中部電力浜岡原子力発電所1・2号機の運転終了と廃炉、隣接地への6号機新設方針
- 概要
- 2008年12月22日、中部電力は浜岡原子力発電所のリプレース計画を決定し、営業運転開始から30年を超えた1号機・2号機の運転を2009年1月30日に終えて廃炉とする方針を公表した。あわせて隣接地に6号機を新設する構想を示した、三田敏雄社長のもとでの設備更新の判断である。
- 背景
- 浜岡は東海地震の想定震源域に立地し、耐震強化の要請が重かった。出力の小さい初期の2基を耐震補強して残すか、廃止して大型の新型機に置き換えるかが、費用対効果の観点から2000年代を通じて問われていた。
- 内容
- 1976年運転開始の1号機と1978年運転開始の2号機を2009年1月に運転終了し、2040年代前半まで約30年をかけて4段階で解体する廃止措置に入った。同時に、隣接地への6号機新設をリプレースとして計画した。
- 含意
- 2011年の福島第一原発事故後に浜岡は全基停止となり、6号機新設は2016年に長期経営指針から外れた。
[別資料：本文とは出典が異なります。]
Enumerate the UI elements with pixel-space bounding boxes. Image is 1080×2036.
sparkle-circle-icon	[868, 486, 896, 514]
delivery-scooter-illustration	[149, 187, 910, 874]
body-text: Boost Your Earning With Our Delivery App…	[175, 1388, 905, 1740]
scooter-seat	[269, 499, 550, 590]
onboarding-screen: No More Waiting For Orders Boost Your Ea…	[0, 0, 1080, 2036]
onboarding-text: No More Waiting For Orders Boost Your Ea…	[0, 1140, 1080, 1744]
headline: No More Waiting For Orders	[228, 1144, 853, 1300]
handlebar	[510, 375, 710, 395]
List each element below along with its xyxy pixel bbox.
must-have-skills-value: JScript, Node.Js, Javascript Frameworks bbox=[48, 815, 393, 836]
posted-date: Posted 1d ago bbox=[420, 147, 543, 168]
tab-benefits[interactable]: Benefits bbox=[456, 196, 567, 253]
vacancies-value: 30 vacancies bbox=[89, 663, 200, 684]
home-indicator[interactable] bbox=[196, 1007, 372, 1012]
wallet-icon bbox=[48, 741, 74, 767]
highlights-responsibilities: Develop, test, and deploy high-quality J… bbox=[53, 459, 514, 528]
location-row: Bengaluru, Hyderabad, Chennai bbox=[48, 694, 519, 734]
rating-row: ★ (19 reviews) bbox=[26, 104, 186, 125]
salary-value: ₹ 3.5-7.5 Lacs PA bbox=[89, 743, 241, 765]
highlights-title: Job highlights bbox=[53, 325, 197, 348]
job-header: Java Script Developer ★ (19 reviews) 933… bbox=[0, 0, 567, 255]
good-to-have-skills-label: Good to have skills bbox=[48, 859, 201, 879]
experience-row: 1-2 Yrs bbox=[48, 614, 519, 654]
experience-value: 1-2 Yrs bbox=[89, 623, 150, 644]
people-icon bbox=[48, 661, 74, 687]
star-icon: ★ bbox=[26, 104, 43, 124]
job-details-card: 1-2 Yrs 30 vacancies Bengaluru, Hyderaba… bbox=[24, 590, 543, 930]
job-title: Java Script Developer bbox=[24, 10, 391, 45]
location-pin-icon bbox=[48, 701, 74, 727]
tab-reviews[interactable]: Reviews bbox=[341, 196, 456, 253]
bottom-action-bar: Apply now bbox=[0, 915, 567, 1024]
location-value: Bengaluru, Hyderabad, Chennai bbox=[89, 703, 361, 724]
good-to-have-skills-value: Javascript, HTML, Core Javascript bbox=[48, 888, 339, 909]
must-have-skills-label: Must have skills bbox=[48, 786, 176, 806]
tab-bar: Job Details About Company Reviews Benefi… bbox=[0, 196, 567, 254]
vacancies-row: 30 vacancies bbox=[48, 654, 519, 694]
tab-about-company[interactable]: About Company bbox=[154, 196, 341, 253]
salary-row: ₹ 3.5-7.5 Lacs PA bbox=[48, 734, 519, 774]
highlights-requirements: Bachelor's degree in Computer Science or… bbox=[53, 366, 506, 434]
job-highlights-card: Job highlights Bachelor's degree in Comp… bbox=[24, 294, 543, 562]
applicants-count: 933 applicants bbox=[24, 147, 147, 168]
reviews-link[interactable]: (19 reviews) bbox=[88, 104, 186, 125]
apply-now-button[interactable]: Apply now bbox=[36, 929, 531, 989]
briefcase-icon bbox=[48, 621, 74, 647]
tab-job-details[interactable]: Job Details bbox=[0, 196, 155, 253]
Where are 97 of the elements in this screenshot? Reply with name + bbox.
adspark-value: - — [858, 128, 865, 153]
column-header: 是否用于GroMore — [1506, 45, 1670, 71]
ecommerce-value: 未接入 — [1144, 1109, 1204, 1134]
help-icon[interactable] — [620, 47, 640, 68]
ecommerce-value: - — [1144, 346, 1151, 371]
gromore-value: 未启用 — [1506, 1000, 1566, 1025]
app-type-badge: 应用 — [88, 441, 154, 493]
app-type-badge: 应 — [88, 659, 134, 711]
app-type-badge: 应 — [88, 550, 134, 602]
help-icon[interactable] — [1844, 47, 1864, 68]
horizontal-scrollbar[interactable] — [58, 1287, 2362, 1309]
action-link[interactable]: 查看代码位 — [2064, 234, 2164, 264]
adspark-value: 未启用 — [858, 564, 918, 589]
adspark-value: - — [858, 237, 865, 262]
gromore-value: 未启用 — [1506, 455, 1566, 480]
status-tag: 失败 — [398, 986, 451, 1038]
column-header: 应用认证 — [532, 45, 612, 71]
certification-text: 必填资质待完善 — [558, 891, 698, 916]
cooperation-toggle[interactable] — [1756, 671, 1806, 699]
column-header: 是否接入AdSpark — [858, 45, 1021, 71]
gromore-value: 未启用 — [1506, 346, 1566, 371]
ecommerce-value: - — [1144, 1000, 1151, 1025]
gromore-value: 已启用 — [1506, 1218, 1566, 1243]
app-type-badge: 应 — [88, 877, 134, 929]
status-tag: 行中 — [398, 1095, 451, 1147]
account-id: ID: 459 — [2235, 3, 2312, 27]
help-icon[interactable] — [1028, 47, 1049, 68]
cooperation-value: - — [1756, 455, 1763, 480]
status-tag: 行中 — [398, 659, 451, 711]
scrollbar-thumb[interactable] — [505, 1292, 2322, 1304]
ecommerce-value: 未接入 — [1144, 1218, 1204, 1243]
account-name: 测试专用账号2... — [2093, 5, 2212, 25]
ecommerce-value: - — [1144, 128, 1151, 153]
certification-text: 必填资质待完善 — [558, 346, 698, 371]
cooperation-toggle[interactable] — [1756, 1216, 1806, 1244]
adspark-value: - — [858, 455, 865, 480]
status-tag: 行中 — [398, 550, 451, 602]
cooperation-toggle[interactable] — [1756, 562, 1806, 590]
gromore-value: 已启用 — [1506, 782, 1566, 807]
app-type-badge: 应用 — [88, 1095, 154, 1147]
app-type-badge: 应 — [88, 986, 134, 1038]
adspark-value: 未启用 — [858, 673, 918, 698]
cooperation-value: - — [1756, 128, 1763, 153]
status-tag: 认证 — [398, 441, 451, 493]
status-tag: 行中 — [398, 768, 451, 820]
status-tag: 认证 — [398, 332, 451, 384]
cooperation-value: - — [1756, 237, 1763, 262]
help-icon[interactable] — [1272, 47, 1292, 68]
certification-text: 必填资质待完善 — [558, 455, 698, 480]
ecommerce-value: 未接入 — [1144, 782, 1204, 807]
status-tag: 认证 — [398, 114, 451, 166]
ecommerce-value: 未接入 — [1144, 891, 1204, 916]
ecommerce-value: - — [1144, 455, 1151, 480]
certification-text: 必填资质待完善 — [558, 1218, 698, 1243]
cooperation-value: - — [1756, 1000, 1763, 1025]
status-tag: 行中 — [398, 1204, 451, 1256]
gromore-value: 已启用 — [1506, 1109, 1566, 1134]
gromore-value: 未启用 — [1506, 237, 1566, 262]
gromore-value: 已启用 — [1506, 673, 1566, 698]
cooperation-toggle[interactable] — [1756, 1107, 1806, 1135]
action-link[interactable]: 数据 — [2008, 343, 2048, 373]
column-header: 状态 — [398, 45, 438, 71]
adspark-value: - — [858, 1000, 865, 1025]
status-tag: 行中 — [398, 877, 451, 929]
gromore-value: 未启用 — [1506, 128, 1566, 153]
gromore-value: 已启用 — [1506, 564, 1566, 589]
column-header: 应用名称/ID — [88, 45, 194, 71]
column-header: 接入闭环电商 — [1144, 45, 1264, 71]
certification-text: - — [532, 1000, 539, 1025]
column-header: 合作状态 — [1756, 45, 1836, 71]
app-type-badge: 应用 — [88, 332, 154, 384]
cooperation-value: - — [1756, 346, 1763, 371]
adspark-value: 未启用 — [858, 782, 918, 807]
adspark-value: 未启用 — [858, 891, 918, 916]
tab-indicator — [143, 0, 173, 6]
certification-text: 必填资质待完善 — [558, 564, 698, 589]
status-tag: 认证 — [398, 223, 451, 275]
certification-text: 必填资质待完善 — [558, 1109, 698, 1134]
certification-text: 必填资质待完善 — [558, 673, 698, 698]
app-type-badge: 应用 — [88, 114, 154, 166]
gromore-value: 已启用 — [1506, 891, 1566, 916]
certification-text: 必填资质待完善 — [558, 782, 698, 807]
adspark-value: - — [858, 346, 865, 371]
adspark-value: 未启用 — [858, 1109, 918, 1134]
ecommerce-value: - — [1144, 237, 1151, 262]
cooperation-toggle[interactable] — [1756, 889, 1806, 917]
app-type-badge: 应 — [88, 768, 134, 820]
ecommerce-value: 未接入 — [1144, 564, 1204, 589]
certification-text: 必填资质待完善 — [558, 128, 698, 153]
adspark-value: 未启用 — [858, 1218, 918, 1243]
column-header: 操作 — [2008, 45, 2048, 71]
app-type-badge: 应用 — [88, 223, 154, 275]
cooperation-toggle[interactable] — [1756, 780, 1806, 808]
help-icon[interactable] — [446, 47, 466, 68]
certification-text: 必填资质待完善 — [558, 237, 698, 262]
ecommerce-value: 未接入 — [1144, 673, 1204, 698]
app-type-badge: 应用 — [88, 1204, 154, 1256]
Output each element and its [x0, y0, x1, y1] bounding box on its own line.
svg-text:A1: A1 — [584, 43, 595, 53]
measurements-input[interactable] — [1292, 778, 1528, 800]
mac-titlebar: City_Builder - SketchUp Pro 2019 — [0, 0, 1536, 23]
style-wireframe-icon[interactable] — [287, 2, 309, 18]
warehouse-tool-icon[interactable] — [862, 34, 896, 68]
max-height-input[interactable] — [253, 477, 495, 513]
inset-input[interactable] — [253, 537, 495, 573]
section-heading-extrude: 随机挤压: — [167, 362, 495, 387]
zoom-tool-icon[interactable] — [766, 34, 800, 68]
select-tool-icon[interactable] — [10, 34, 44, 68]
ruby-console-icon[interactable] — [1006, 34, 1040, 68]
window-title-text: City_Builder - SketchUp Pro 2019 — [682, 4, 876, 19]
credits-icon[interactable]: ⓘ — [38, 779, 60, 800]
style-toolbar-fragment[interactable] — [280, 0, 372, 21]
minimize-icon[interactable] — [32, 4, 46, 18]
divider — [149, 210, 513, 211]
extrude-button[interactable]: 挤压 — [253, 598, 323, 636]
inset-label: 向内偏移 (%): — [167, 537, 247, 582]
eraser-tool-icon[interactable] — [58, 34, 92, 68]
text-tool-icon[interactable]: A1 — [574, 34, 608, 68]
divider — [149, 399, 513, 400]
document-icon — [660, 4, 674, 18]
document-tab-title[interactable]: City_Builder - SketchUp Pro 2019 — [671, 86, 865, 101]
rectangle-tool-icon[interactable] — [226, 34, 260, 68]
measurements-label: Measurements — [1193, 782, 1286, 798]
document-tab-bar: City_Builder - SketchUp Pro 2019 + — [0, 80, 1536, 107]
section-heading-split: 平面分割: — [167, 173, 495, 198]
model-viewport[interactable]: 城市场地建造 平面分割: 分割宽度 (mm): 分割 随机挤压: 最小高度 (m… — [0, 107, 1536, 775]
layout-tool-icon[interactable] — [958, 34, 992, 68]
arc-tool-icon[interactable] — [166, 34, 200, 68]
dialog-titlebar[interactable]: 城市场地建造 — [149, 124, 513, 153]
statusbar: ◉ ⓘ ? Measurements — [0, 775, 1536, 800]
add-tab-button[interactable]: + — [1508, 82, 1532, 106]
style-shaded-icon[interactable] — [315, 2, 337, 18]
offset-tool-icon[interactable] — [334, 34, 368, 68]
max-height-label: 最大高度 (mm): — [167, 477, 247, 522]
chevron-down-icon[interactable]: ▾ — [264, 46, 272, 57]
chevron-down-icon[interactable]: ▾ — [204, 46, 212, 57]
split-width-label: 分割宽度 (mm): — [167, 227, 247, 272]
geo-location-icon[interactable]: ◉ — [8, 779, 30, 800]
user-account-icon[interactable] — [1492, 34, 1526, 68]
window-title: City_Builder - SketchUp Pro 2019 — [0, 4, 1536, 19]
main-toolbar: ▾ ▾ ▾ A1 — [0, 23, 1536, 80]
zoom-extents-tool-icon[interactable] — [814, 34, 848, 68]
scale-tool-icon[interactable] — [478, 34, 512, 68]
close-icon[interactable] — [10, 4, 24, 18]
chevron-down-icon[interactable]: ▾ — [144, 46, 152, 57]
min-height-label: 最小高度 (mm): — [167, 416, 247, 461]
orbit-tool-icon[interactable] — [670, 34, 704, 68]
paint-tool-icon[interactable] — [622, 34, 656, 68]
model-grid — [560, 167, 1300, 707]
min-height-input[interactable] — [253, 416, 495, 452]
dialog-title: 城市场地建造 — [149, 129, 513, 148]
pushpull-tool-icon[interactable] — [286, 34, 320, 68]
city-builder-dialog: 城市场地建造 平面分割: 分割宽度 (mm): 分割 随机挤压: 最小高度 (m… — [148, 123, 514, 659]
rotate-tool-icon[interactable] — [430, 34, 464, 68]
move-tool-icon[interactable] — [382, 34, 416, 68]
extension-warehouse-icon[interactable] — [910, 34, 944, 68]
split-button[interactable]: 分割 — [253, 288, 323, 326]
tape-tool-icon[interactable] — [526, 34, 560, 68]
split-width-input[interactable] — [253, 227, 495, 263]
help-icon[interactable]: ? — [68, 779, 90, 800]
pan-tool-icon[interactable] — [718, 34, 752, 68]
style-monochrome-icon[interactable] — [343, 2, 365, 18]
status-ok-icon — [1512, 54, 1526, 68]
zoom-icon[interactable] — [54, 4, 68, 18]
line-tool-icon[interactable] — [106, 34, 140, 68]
廃炉だけが進み、2025年に2号機で商業炉として国内初の原子炉解体に着手した。
筆者の見解
設備更新という計算が、時代に追い越されるとき
この判断を"安全のための廃炉"とだけ読むと、芯を外す。決定は福島事故より前の2008年で、中心にあったのは安全そのものより費用対効果の計算であった。営業運転から30年を超えた出力の小さい2基を、東海地震向けの耐震補強を重ねて延命させるより、廃止して大型の新型機に置き換えるほうが得策とみた設備更新の選択である。想定震源域の直上という立地が、その計算の重みを他社より大きくしていた点に、この判断の特徴がうかがえる。
もっとも、リプレースという枠組みは、もう一方の柱である6号機新設を失って完結しなかった。福島事故で浜岡は全基停止となり、6号機は2016年に長期経営指針から外れた。設備更新のはずが、結果として原発を2基減らしただけの廃炉に変わり、その廃炉も2040年代前半まで約30年を要する事業になった。老朽機の整理という前向きな計算が、外部環境の激変によって輪郭を書き換えられた——中部電力の原子力をめぐる歩みは、一つの経営計算が時代に追い越される例として読むことができる。